|Scottish Log Cabin|
As part of the C&G Diploma in Patchwork and Quilting, the students need to learn about the last 200 years of their local quilt history, so for my class that is British quilts. I wanted us to go and visit a collection of historic quilts, but there isn’t really one locally. I think many of the museums have one or two, but that wasn’t enough to justify a visit. However, there is nothing like actually seeing and touching the quilts to bring them to life. Luckily someone suggested I got in touch with Hazel Mills and she in turn suggested that Jan Rae could help and both of them came out here on Saturday to share their quilts and knowledge with us.

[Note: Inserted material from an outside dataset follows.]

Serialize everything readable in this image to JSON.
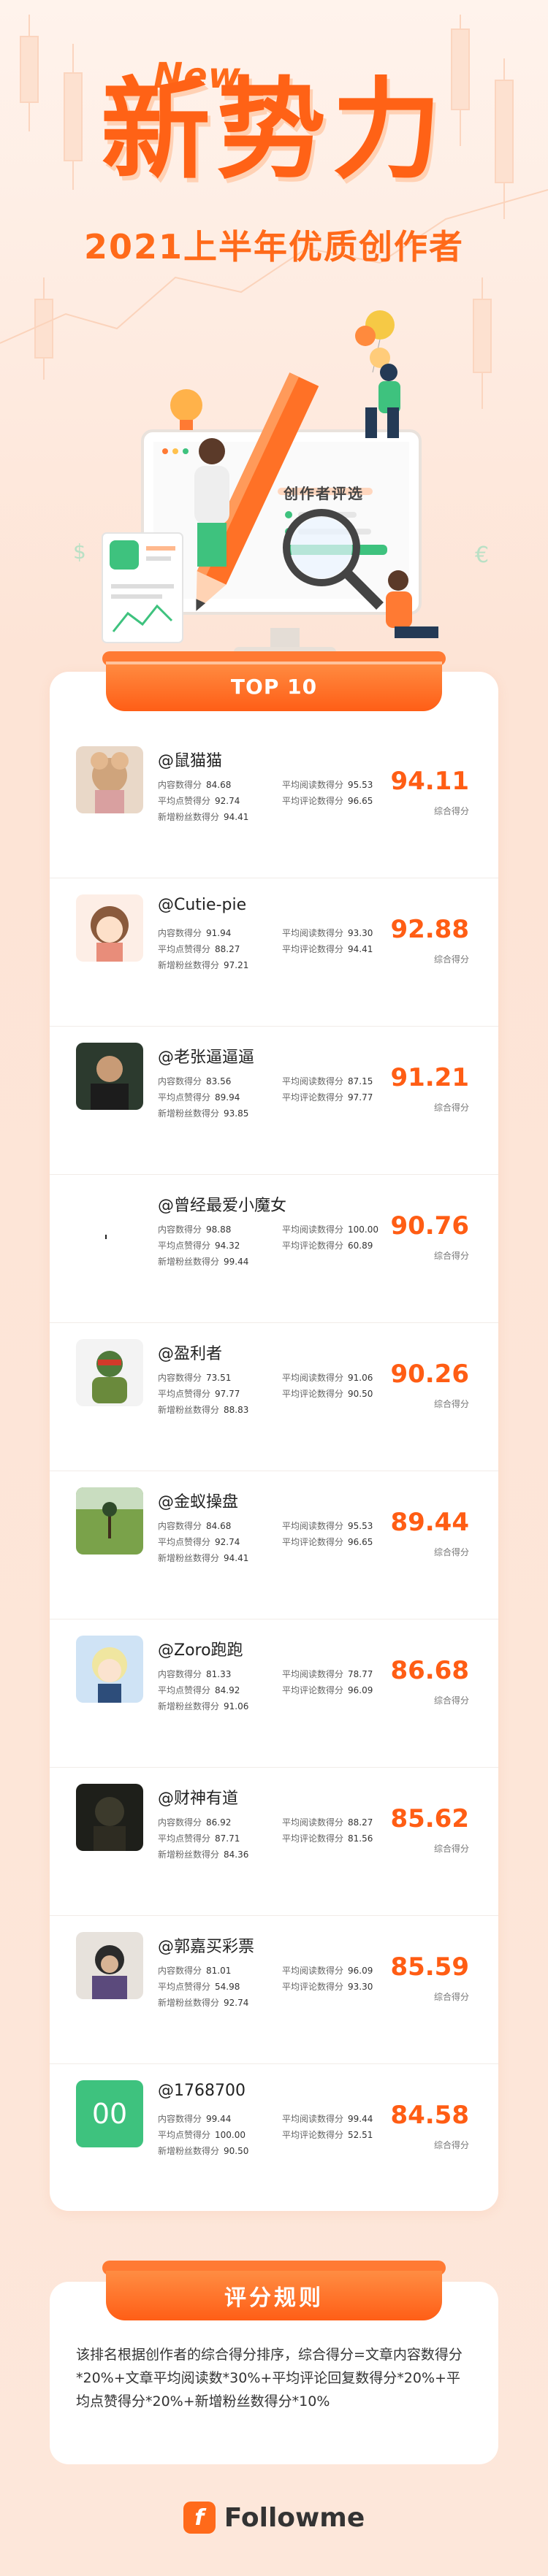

|A Hawick broken heart quilting pattern|
I’m sure it was of benefit to the students, but it was also magnificent for me. Although I have a reasonable knowledge of quilt history, as I am interested in history in general, Hazel and Jan were amazing. Their combined knowledge was huge and we learnt about many different styles and types of British quilts. For example, I knew about North Country and Welsh quilting, but I hadn’t heard of Hawick quilting, with its distinctive broken heart pattern and often thistles too. As we expected, there were many wholecloth examples, which of course, don’t photograph well and so seemed much more impressive in real life than just as illustrations in books. Jan also explained about ‘Comfy’ quilts, an actual brand name of manufactured quilts, which were very popular for a while. They are completely reversible.
|The 'Comfy' Quilt|
The C&G syllabus says the students should also be aware of regional variations. So as well as the wholecloth quilt showing the broken hearts and thistle indicative of Hawick quilting, we saw some other distinctively Scottish ones, such as this lovely blue based log cabin and also an unusual (for Scotland) quilt with Turkey Red stars.
|Turkey Red Star Quilt|
This was fascinating as one quilt history book I had read said that there was no quilting tradition in Scotland. Obviously, this isn’t true – maybe it is just more hidden or less celebrated than in other countries or part of the UK.
|Looking at the log cabin|
Although we were concentrating on British quilts, we did get to see some other gems such as Hazel’s Kantha from India. Jan also brought along some American quilts and it was interesting to see the differences.
An exciting part of the experience was being able to handle these quilts, all of which were in fantastic condition. For example, it was amazing to feel the variations in wadding between a wool one and a cotton one. Indeed there one was which we were still unsure at the end of the day whether it contained wadding or not, it was so fine. Another had obviously been washed several times and the wadding had split and concentrated at the quilting. It made it a lot easier to see the quilting patterns when you held it up to the light. It was a really privilege to be able to handle all of these quilts. I’m incredibly grateful to both Hazel and Jan for sharing all their knowledge so generously with us and bringing quilt history alive for us. I also have to admit I did my ‘fan girl’ bit and got Jan to sign my copy of her book ‘The Quilts of the British Isles’ – the best book on the subject!
My favourite was one of the last ones we saw – made almost entirely from quarter square triangles, this quilt was a very patriotic one. The red and white triangles divided the quilt, like the bands on the Union Jack flag and in the border, used in bigger chunks was a fabric celebrating the Golden Jubilee of Queen Victoria in 1887.